All of the above in one way or another found their way into the rhetoric of the Mahinda Rajapaksa regime. Rhetoric. That’s the word. I was skeptical and over the course of the next 14 years my apprehensions were proven to be justifiable. Back then, however, in that very note I expressed a wish:
If there comes a day where every single institution insists that all employees wear a kurahan saatakaya we would still not have won if they continue to have tie-coat heads. On the other hand, if these institutions continue to insist that employees wear Western attire, replete with tie and coat, but the people inside these clothes have a kurahan saatakaya frame of mind, then the November 17 decision would most certainly have produced something we can be proud of as a nation. I humbly submit that this is not impossible.
This brings us back to yahapalanaya or rather another element which the Yahapalanists missed or were ignorant of or due to world view and ideological preference were so ready to rubbish that there was no way it could have made its way into the yahapalana discourse. They understood ‘good’ in a very narrow way. They understood ‘governance’ as ‘our people being in power, never mind what they do or don’t do’. They did not understand the kurahan satakaya for what it truly represents or ought to have represented. For this they cannot be totally blamed for it was the overriding symbol of a regime they opposed for good, bad and silly reasons. Nevertheless, if we want yahapalanaya back, it has to be scripted into the politics of the Gotabaya Rajapaksa presidency.

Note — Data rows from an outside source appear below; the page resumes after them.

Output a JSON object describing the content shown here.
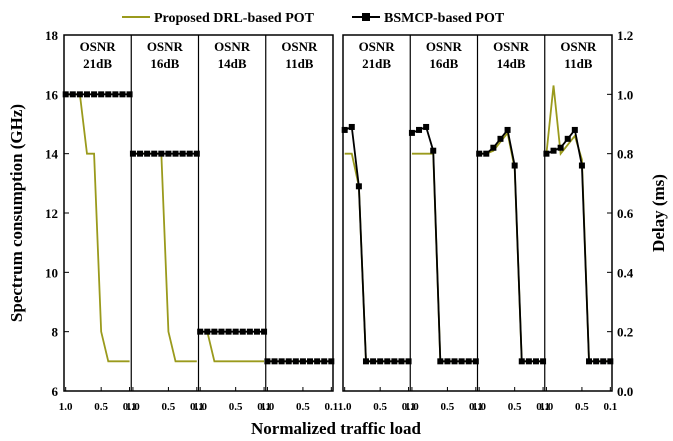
{
  "chart_data": [
    {
      "type": "line",
      "ylabel": "Spectrum consumption (GHz)",
      "ylim": [
        6,
        18
      ],
      "yticks": [
        "6",
        "8",
        "10",
        "12",
        "14",
        "16",
        "18"
      ],
      "xlabel": "Normalized traffic load",
      "xticks": [
        "1.0",
        "0.5",
        "0.1"
      ],
      "panels": [
        {
          "label": "OSNR\n21dB",
          "x": [
            1.0,
            0.9,
            0.8,
            0.7,
            0.6,
            0.5,
            0.4,
            0.3,
            0.2,
            0.1
          ],
          "series": [
            {
              "name": "Proposed DRL-based POT",
              "values": [
                16,
                16,
                16,
                14,
                14,
                8,
                7,
                7,
                7,
                7
              ]
            },
            {
              "name": "BSMCP-based POT",
              "values": [
                16,
                16,
                16,
                16,
                16,
                16,
                16,
                16,
                16,
                16
              ]
            }
          ]
        },
        {
          "label": "OSNR\n16dB",
          "x": [
            1.0,
            0.9,
            0.8,
            0.7,
            0.6,
            0.5,
            0.4,
            0.3,
            0.2,
            0.1
          ],
          "series": [
            {
              "name": "Proposed DRL-based POT",
              "values": [
                14,
                14,
                14,
                14,
                14,
                8,
                7,
                7,
                7,
                7
              ]
            },
            {
              "name": "BSMCP-based POT",
              "values": [
                14,
                14,
                14,
                14,
                14,
                14,
                14,
                14,
                14,
                14
              ]
            }
          ]
        },
        {
          "label": "OSNR\n14dB",
          "x": [
            1.0,
            0.9,
            0.8,
            0.7,
            0.6,
            0.5,
            0.4,
            0.3,
            0.2,
            0.1
          ],
          "series": [
            {
              "name": "Proposed DRL-based POT",
              "values": [
                8,
                8,
                7,
                7,
                7,
                7,
                7,
                7,
                7,
                7
              ]
            },
            {
              "name": "BSMCP-based POT",
              "values": [
                8,
                8,
                8,
                8,
                8,
                8,
                8,
                8,
                8,
                8
              ]
            }
          ]
        },
        {
          "label": "OSNR\n11dB",
          "x": [
            1.0,
            0.9,
            0.8,
            0.7,
            0.6,
            0.5,
            0.4,
            0.3,
            0.2,
            0.1
          ],
          "series": [
            {
              "name": "Proposed DRL-based POT",
              "values": [
                7,
                7,
                7,
                7,
                7,
                7,
                7,
                7,
                7,
                7
              ]
            },
            {
              "name": "BSMCP-based POT",
              "values": [
                7,
                7,
                7,
                7,
                7,
                7,
                7,
                7,
                7,
                7
              ]
            }
          ]
        }
      ]
    },
    {
      "type": "line",
      "ylabel": "Delay (ms)",
      "ylim": [
        0.0,
        1.2
      ],
      "yticks": [
        "0.0",
        "0.2",
        "0.4",
        "0.6",
        "0.8",
        "1.0",
        "1.2"
      ],
      "xlabel": "Normalized traffic load",
      "xticks": [
        "1.0",
        "0.5",
        "0.1"
      ],
      "panels": [
        {
          "label": "OSNR\n21dB",
          "x": [
            1.0,
            0.9,
            0.8,
            0.7,
            0.6,
            0.5,
            0.4,
            0.3,
            0.2,
            0.1
          ],
          "series": [
            {
              "name": "Proposed DRL-based POT",
              "values": [
                0.8,
                0.8,
                0.69,
                0.1,
                0.1,
                0.1,
                0.1,
                0.1,
                0.1,
                0.1
              ]
            },
            {
              "name": "BSMCP-based POT",
              "values": [
                0.88,
                0.89,
                0.69,
                0.1,
                0.1,
                0.1,
                0.1,
                0.1,
                0.1,
                0.1
              ]
            }
          ]
        },
        {
          "label": "OSNR\n16dB",
          "x": [
            1.0,
            0.9,
            0.8,
            0.7,
            0.6,
            0.5,
            0.4,
            0.3,
            0.2,
            0.1
          ],
          "series": [
            {
              "name": "Proposed DRL-based POT",
              "values": [
                0.8,
                0.8,
                0.8,
                0.8,
                0.1,
                0.1,
                0.1,
                0.1,
                0.1,
                0.1
              ]
            },
            {
              "name": "BSMCP-based POT",
              "values": [
                0.87,
                0.88,
                0.89,
                0.81,
                0.1,
                0.1,
                0.1,
                0.1,
                0.1,
                0.1
              ]
            }
          ]
        },
        {
          "label": "OSNR\n14dB",
          "x": [
            1.0,
            0.9,
            0.8,
            0.7,
            0.6,
            0.5,
            0.4,
            0.3,
            0.2,
            0.1
          ],
          "series": [
            {
              "name": "Proposed DRL-based POT",
              "values": [
                0.8,
                0.8,
                0.81,
                0.84,
                0.87,
                0.75,
                0.1,
                0.1,
                0.1,
                0.1
              ]
            },
            {
              "name": "BSMCP-based POT",
              "values": [
                0.8,
                0.8,
                0.82,
                0.85,
                0.88,
                0.76,
                0.1,
                0.1,
                0.1,
                0.1
              ]
            }
          ]
        },
        {
          "label": "OSNR\n11dB",
          "x": [
            1.0,
            0.9,
            0.8,
            0.7,
            0.6,
            0.5,
            0.4,
            0.3,
            0.2,
            0.1
          ],
          "series": [
            {
              "name": "Proposed DRL-based POT",
              "values": [
                0.8,
                1.03,
                0.8,
                0.83,
                0.86,
                0.78,
                0.1,
                0.1,
                0.1,
                0.1
              ]
            },
            {
              "name": "BSMCP-based POT",
              "values": [
                0.8,
                0.81,
                0.82,
                0.85,
                0.88,
                0.76,
                0.1,
                0.1,
                0.1,
                0.1
              ]
            }
          ]
        }
      ]
    }
  ],
  "legend": [
    {
      "name": "Proposed DRL-based POT",
      "color": "#9a9a1c",
      "marker": "none"
    },
    {
      "name": "BSMCP-based POT",
      "color": "#000000",
      "marker": "square"
    }
  ],
  "axis_label": "Normalized traffic load"
}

Gotabaya ‘wore’ the kurahan satayaka during the time he was Secretary, Ministry of Defence and Urban Development. He ‘wore’ it during the election campaign. He ‘wore’ it in his swearing-in ceremony. He is ‘wearing’ it now as he goes about the business of running a country in a period of political transition. He wears it without wearing it.
It seems, going strictly by what we’ve seen over the last couple of years, i.e. his preparation to contest and the campaign itself, and during his first days as President, that Gotabaya Rajapaksa has a good sense of ‘good,’ and ‘governance’. He has added two things: effectiveness (simple directives that are pragmatic) and a strong and yet not-in-your-face allegiance to the kurahan satakaya in the best sense of the term, i.e. sans the chest-beating nationalism associated with his brother’s term in office and, sadly, in the election campaign of his principal rival, Sajith Premadasa.
Gotabaya Rajapaksa is well poised to deliver Yahapalanaya Plus. At this point, in the immediate aftermath of his victory, it wouldn’t be out of place to wish him the protection of the Noble Triple Gem.